Before the terrorist attacks of September 2001, infiltrating political groups was one of the most tightly controlled powers the NYPD could use. Such investigations were restricted by a longstanding court order in a lawsuit over the NYPD's spying on protest groups in the 1960s.
After the attacks, Cohen told a federal judge that, to keep the city safe, police must be allowed to open investigations before there's evidence of a crime. A federal judge agreed and relaxed the rules.
Since then, police have monitored not only suspected terrorists but also entire Muslim neighborhoods, mosques, restaurants and law-abiding protesters.
Keeping tabs on planned demonstrations is a key function of Cohen's division. Investigators with his Cyber Intelligence Unit monitor websites of activist groups, and undercover officers put themselves on email distribution lists for upcoming events. Plainclothes officers collect fliers on public demonstrations. Officers and informants infiltrate the groups and attend rallies, parades and marches.
Intelligence analysts take all this information and distill it into summaries for Police Commissioner Raymond Kelly's daily briefing, documents show.
The April 2008 memo offers an unusually candid view of how political monitoring fit into the NYPD's larger, post-9/11 intelligence mission. As the AP has reported previously, Cohen's unit has transformed the NYPD into one of the most aggressive domestic intelligence agencies in the United States, one that infiltrated Muslim student groups, monitored their websites and used informants as listening posts inside mosques.
Along with the political monitoring, the document describes plans to use informants to monitor mosques for conversations about the imminent verdict in the trial of three NYPD officers charged in the 2006 shooting death of Sean Bell, an unarmed man who died in a hail of gunfire. Police were worried about how the black community, particularly the New Black Panther Party, would respond to the verdict, according to this and other documents obtained by the AP.
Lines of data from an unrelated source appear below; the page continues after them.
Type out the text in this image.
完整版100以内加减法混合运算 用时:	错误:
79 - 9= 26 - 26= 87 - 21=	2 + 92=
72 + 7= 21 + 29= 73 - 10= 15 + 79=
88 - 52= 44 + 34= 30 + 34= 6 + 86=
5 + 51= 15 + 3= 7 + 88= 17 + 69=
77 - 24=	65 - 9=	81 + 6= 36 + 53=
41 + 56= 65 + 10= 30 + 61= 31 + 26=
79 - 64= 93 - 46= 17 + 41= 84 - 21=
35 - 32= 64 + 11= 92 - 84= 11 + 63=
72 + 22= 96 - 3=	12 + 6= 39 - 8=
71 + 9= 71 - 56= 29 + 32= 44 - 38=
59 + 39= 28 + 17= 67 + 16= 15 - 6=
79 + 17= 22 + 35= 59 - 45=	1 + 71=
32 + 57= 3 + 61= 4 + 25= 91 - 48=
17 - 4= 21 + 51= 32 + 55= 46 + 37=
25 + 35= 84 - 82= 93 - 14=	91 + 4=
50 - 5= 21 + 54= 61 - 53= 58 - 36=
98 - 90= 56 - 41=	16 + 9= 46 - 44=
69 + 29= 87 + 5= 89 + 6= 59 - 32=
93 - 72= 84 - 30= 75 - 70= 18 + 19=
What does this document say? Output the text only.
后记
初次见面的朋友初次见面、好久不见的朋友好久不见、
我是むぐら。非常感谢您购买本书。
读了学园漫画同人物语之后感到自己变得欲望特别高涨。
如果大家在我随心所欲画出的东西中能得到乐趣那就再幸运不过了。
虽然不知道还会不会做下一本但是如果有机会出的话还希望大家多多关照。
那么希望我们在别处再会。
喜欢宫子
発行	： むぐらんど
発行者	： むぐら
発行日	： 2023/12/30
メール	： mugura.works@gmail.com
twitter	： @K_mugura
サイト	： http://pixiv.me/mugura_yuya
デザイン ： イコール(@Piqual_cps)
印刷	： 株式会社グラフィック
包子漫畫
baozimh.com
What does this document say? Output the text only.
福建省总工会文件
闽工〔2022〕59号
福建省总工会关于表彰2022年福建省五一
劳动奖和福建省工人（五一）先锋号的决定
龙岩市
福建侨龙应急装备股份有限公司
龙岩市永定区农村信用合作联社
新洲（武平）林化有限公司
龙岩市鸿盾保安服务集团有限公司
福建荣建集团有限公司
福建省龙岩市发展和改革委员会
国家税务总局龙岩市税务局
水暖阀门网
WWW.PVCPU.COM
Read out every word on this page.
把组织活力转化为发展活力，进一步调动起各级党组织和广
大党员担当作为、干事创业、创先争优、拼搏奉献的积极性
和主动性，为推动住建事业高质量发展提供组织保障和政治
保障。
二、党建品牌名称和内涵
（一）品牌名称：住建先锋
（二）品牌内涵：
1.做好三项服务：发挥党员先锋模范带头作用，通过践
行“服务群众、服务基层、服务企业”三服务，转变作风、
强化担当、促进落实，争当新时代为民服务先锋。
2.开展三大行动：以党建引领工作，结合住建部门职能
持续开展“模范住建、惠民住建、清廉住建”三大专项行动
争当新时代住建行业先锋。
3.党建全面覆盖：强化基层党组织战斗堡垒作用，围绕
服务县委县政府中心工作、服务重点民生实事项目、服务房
The document also contained details of a whitewater rafting trip that an undercover officer attended with Muslim students from City College New York.
"The group prayed at least four times a day, and much of the conversation was spent discussing Islam and was religious in nature," the report reads.
Eugene Puryear, 26, an activist who attended the New Orleans summit, said he was not surprised to learn that police were monitoring it. He said it was entirely peaceful, a way to connect community organizers around the issues of racism and the rights of the poor. But he described it as a challenge to corporate power and said the NYPD probably felt threatened by it.
"From their perspective, they need to spy on peaceful groups so they're not effective at putting out their peaceful message," he said. "They are threatened by anything challenging the status quo."